Sometimes in the still of the night, all I feel like doing is just drown myself in really good music like a few of my favourite ballads or classical nocturne pieces, sip some hot chocolate, clad in my comfy pyjamas, with fresh sheets curled up my body and then fall asleep slowly and enter my very ideal dreamland
(which most of the time I wish to dream that I marry Leehom. On a second thought falling asleep next to him would be even better). Well that’s the ideal dream for me. Currently. Besides marrying Leehom. Again. I should shut up.
I don’t even know what I’m doing nowadays. It’s like my subconscious mind’s functioning 90% of the time, and that’s definitely NOT GOOD. I’m always feeling out of place and is constantly worn out. Doing wrong things at the wrong time. Coz I couldn’t control myself. Just very… messed-up. And recently I’ve been having weird dreams about people. People like really long-lost-contact-but-once-was-a-someone-dear people, and close friends. And they’re not sweet dreams, but those dreams that I want to get out of, but couldn’t, and when I do wake up, I’m drenched in cold sweat. I wonder if I am too exhausted or stressed deep inside. Or perhaps too much thinking, subconsciously that is.
Gotten myself a job in a boutique at the mall recently. Have planned to go to Bangkok after our final finals, all 12 of us in the gang. Flight tickets booked, hotel checked. So I need to earn my own money for the trip. And as a result, land myself in the current mess. Actually I don’t even know if it’s because of this, but that’s the only major change in my life this month. So I bet this has got to be the reason.
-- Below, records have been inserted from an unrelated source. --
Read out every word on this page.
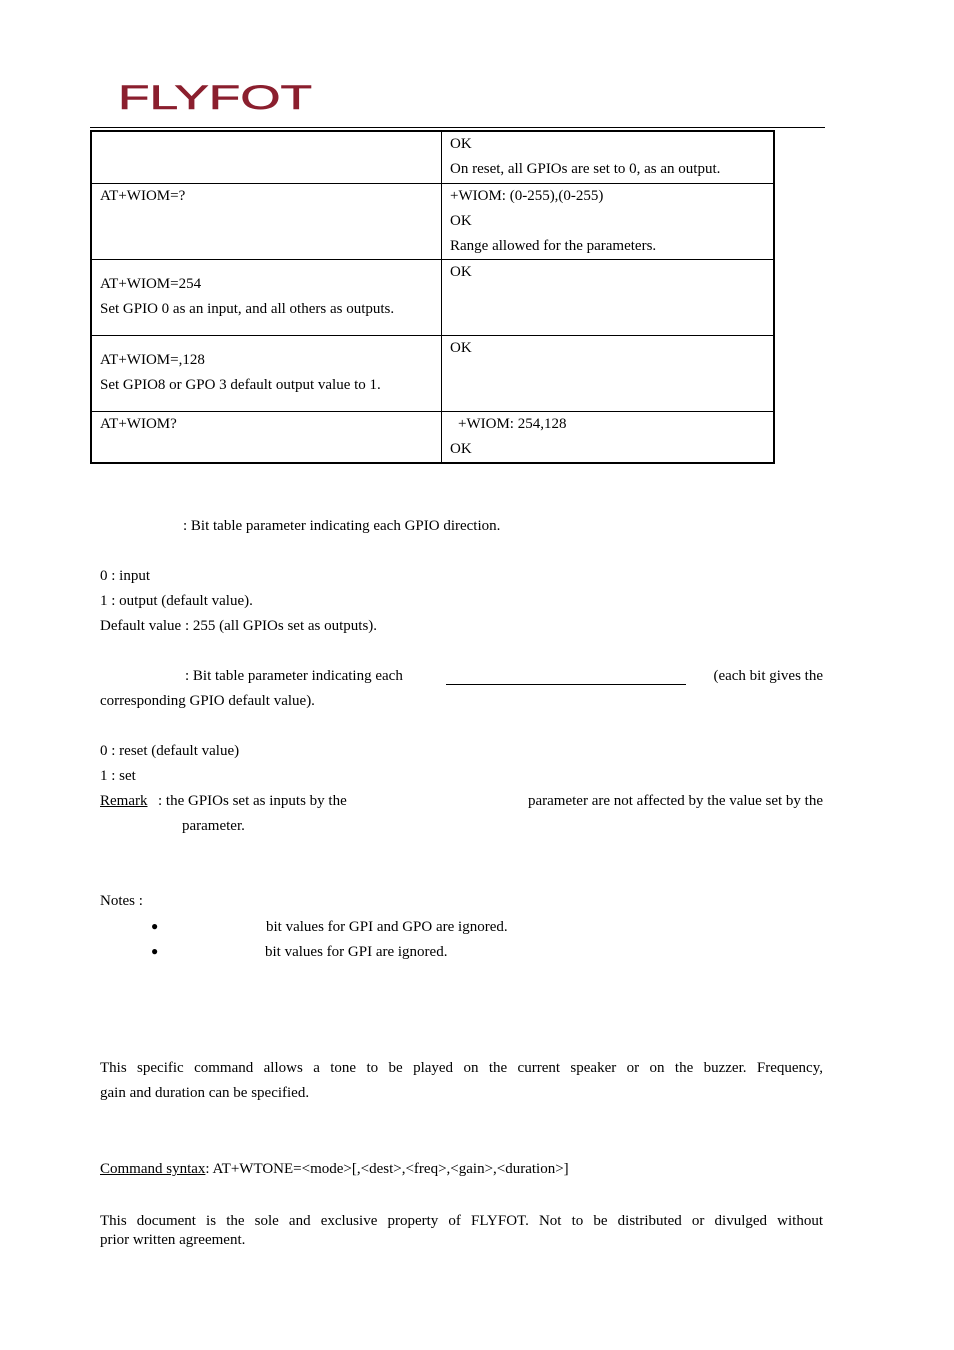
FLYFOT

	OK
On reset, all GPIOs are set to 0, as an output.

AT+WIOM=?	+WIOM: (0-255),(0-255)
OK
Range allowed for the parameters.

AT+WIOM=254
Set GPIO 0 as an input, and all others as outputs.	OK

AT+WIOM=,128
Set GPIO8 or GPO 3 default output value to 1.	OK

AT+WIOM?	+WIOM: 254,128
OK
: Bit table parameter indicating each GPIO direction.
0 : input
1 : output (default value).
Default value : 255 (all GPIOs set as outputs).
: Bit table parameter indicating each	(each bit gives the
corresponding GPIO default value).
0 : reset (default value)
1 : set
Remark : the GPIOs set as inputs by the	parameter are not affected by the value set by the
parameter.
Notes :
●	bit values for GPI and GPO are ignored.
●	bit values for GPI are ignored.
This specific command allows a tone to be played on the current speaker or on the buzzer. Frequency,
gain and duration can be specified.
Command syntax: AT+WTONE=<mode>[,<dest>,<freq>,<gain>,<duration>]
This document is the sole and exclusive property of FLYFOT. Not to be distributed or divulged without
prior written agreement.
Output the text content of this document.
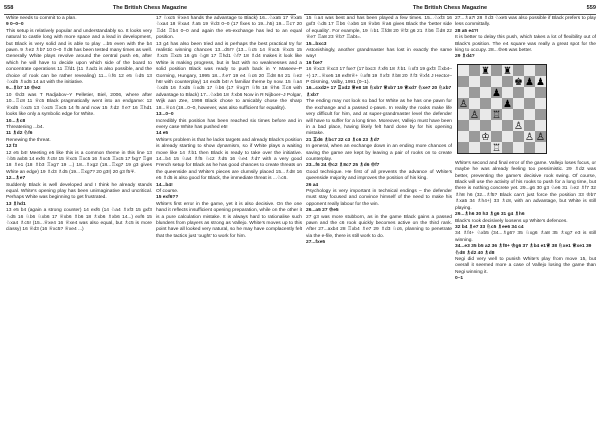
558	The British Chess Magazine	The British Chess Magazine	559

White needs to commit to a plan.

9 0–0–0

This setup is relatively popular and understandably so. It looks very natural to castle long with more space and a lead in development, but Black is very solid and is able to play ...b5 even with the b4 pawn. 9 ♗e2 ♗b7 10 0–0 ♗d8 has been tested many times as well. Generally White plays revolve around the central push e5, after which he will have to decide upon which side of the board to concentrate operations 11 ♖fd1 (11 ♗ad1 is also possible, and the choice of rook can be rather revealing) 11...♘f6 12 e5 ♘d5 13 ♘xd5 ♗xd5 14 a4 with the initiative.

9...♗b7 10 ♔e2

10 ♔d3 was T Radjabov–Y Pelletier, Biel, 2006, where after 10...♖c8 11 ♕c5 Black pragmatically went into an endgame: 12 ♕xd5 ♘xc5 13 ♘xc5 ♖xc5 14 f5 and now 15 ♗d2 ♗e7 16 ♖hd1 looks like only a symbolic edge for White.

10...♗c8

Threatening ...b4.

11 ♗d2 ♘f6

Renewing the threat.

12 f3

12 e5 b4! Meeting e5 like this is a common theme in this line 13 ♘b5 axb5 14 exf6 ♗c5! 15 ♕xc5 ♖xc5 16 ♗xc5 ♖xc5 17 fxg7 ♖g8 18 ♗e1 (18 ♗b3 ♖xg7 19 ...) 18...♗xg2 (18...♖xg7 19 g3 gives White an edge) 19 ♗d3 ♗d5 (19...♖xg7? 20 g3!) 20 g3 f5∓.

12...♗e7

Suddenly Black is well developed and I think he already stands equal. White’s opening play has been unimaginative and uncritical. Perhaps White was beginning to get frustrated.

13 ♗hd1

13 e5 b4 (again a strong counter) 14 exf6 (14 ♘a4 ♗xf3 15 gxf3 ♘d5 16 ♘b6 ♘xb6 17 ♕xb6 ♗b6 18 ♗xb6 ♗xb6 14...) exf6 15 ♘xa4 ♗c5! (15...♕xe4 16 ♕xe4 was also equal, but ♗c5 is more classy) 16 ♕d3 (16 ♕xc5? ♕xe4 ...)

17 ♘xc5 ♕xe4 hands the advantage to Black) 16...♘xa5 17 ♕xa5 ♘xa4 18 ♕xa4 ♗a5 19 ♕d3 0–0 (17 fixes to 19...h5) 19...♖c7 20 ♖d4 ♖b4 0–0 and again the e5-exchange has led to an equal position.

13 g4 has also been tried and is perhaps the best practical try for realistic winning chances 13...d5!? (13...♘c5 14 ♕xc5 ♕xc5 15 ♗xc5 ♖xc5 16 g5 ♘g8 17 ♖hd1 ♘f7 18 ♗d4 makes it look like White is making progress, but in fact with no weaknesses and a solid position Black was ready to push back in Y Maseev–P Gorming, Hungary, 1995 18...♗e7 19 e4 ♘c6 20 ♖d8 84 21 ♘e2 h6! with counterplay) 14 exd5 b4! A familiar theme by now. 15 ♘a4 ♘xd5 16 ♗xd5 ♘xd5 17 ♘b6 (17 ♕xg7! ♘f6 18 ♕h6 ♖c8 with advantage to Black) 17...♘xb6 18 ♗xb6 Now in R Nijboer–J Polgar, Wijk aan Zee, 1998 Black chose to amicably chose the sharp 18...♕c4 (18...0–0, however, was also sufficient for equality).

13...0–0

Incredibly this position has been reached six times before and in every case White has pushed e5!

14 e5

White’s problem is that he lacks targets and already Black’s position is already starting to show dynamism, so if White plays a waiting move like 14 ♗b1 then Black is ready to take over the initiative. 14...b4 15 ♘a4 ♗f5 ♘c2 ♗d5 16 ♘e4 ♗d7 with a very good French setup for Black as he has good chances to create threats on the queenside and White’s pieces are clumsily placed 15...♗d8 16 e5 ♗d5 is also good for Black, the immediate threat is ...♘c6.

14...b4!

Of course.

15 exf6??

White’s first error in the game, yet it is also decisive. On the one hand it reflects insufficient opening preparation, while on the other it is a pure calculation mistake. It is always hard to rationalise such blunders from players as strong as Vallejo. White’s moves up to this point have all looked very natural, so he may have complacently felt that the tactics just ‘ought’ to work for him.

15 ♘a4 was best and has been played a few times. 15...♘xf3 16 gxf3 ♘d5 17 ♖b6 ♘xb6 18 ♕xb6 ♕a6 gives Black the ‘better side of equality’. For example, 19 ♘b1 ♖fd8 20 ♕f2 g6 21 ♗b6 ♖d8 22 ♕e7 ♖a8 23 ♕b7 ♖abt=.

15...bxc3

Astonishingly, another grandmaster has lost in exactly the same way!

16 fxe7

16 ♕xc3 ♕xc3 17 fxe7 (17 bxc3 ♗xf6 18 ♗b1 ♘xf3 19 gxf3 ♖xb4–+) 17...♕xe5 18 exf8♕+ ♘xf8 19 ♗xf3 ♗b8 20 ♗f3 ♕xf4 J Hector–P Gisming, Valby, 1991 (0–1).

16...cxd2+ 17 ♖xd2 ♕e8 18 ♘xb7 ♕xb7 19 ♕xd7 ♘xe7 20 ♘xb7 ♗xb7

The ending may not look so bad for White as he has one pawn for the exchange and a passed c-pawn. In reality the rooks make life very difficult for him, and at super-grandmaster level the defender will have to suffer for a long time. Moreover, Vallejo must have been in a bad place, having likely felt hard done by for his opening mistake.

21 ♖d6 ♗bc7 22 c3 ♗c6 23 ♗d7

In general, when an exchange down in an ending more chances of saving the game are kept by leaving a pair of rooks on to create counterplay.

23...f6 24 ♔c2 ♗8c7 25 ♗d6 ♔f7

Good technique. He first of all prevents the advance of White’s queenside majority and improves the position of his king.

26 a4

Psychology is very important in technical endings – the defender must stay focused and convince himself of the need to make his opponent really labour for the win.

26...a5 27 ♔e5

27 g3 was more stubborn, as in the game Black gains a passed pawn and the c6 rook quickly becomes active on the third rank. After 27...axb4 28 ♖xb4 ♗e7 29 ♗d3 ♘c6, planning to penetrate via the e-file, there is still work to do.

27...fxe5

27...♗a7! 28 ♗d3 ♘xe5 was also possible if Black prefers to play less committally.

28 a5 e4?!

It is better to delay this push, which takes a lot of flexibility out of Black’s position. The e4 square was really a great spot for the king to occupy. 28...♔e6 was better.

29 ♗d4?

♜ ♜
♚ ♟ ♟
♟
♙	♟
♙ ♖
♙
♔	♙ ♙
♖

White’s second and final error of the game. Vallejo loses focus, or maybe he was already feeling too pessimistic. 29 ♗d2 was better, preventing the game’s decisive rook swing. Of course, Black will use the activity of his rooks to push for a long time, but there is nothing concrete yet. 29...g6 30 g3 ♘e6 31 ♘e2 ♗f7 32 ♗h8 h6 (32...♗f5? Black can’t just force the position 33 ♔b7 ♗xa5 34 ♗h4+) 33 ♗c8, with an advantage, but White is still playing.

29...♗h6 30 h3 ♗g6 31 g4 ♗h6

Black’s rook decisively loosens up White’s defences.

32 b4 ♗e7 33 ♘c5 ♗ee6 34 c4

34 ♗f4+ ♘xb5 (34...♗g6? 35 ♘xg6 ♗a8 35 ♗xg7 e3 is still winning.

34...e3 35 b5 a2 36 ♗f8+ ♔g6 37 ♗b4 e1♕ 38 ♘xe1 ♕xe1 39 ♘d8 ♗d2 40 ♗d8

Negi did very well to punish White’s play from move 15, but overall it seemed more a case of Vallejo losing the game than Negi winning it.

0–1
I don’t even know why am I working so hard for. I’ve three weekends to spend this semester, coz I have no classes on Friday. And it was what I’ve YEARNED for, having endured shitty schedules for the past two semesters. And so now I actually got it and I spend them working. Instead of doing the things I could’ve done and have yearned to do. I didn’t have to. Mummy would definitely sponsor my trip, she even offered to already. But my house’s undergoing a massive renovation, and all these need $$$. I don’t wanna burden her. I wanna earn my own money for this. At least pay for my own tickets and accommodation. I wanna be persistent. I was all pumped up to do this. I WANNA DO THIS. But now I realized I cannot really cope. I have an English research paper to submit by mid-April and I cannot afford to screw this up. But it is hard to let go. My heart’s telling me to do this and my mind’s telling me to do another. I don’t think I’ve ever mentioned this but one of the things I hate to do most is making decisions. Small or big regardless. That’s the hardest part of life. And I haven’t learn to overcome this problem. So now I am still stuck with deciding whether to continue my job or leave it. Decisions decisions. Definitely not my favourite part in life.
I’m definitely not feeling down whatsoever. Just feeling the need to express. Life’s good for me. And I tell myself that every day. Not for the sake of reminding myself, but I really do feel so. These days I get real sentimental. And I think a WHOLE LOT. There has been countless moments where I was just sitting together with my whole gang of friends listening to their horny jokes (I get doses of them every day now I think we can enter Guinness World Records for the most horny jokes cracked in a day) and then I start to think how miraculous all these are. To think that we were once strangers unbeknownst to one another’s existence last year, and now, such a close-knit gang. I start questioning myself what was I doing at this moment, the same time last year. Then I feel super grateful to have these people in my life. And then I couldn’t stop thanking fate for bringing such wonderful people into my life. Then I start to think what will happen next year at this time. Will we still remain the relationship we share now? I think in fact I get so comfortable with my life now even if there is a slight change I feel I will just turn cuckoo. Ok maybe not lah. But metaphorically yes lah. Sometimes I wonder if it’s because of the aging hormones ah. Getting older ya know.
Feels good to let everything out. Now gonna go sink myself in some good music. Although there’s no hot chocolate. Or fresh sheets.
My new obsession. I’d like to believe that everything that sucks in life is serendipity. I’d be so much happier.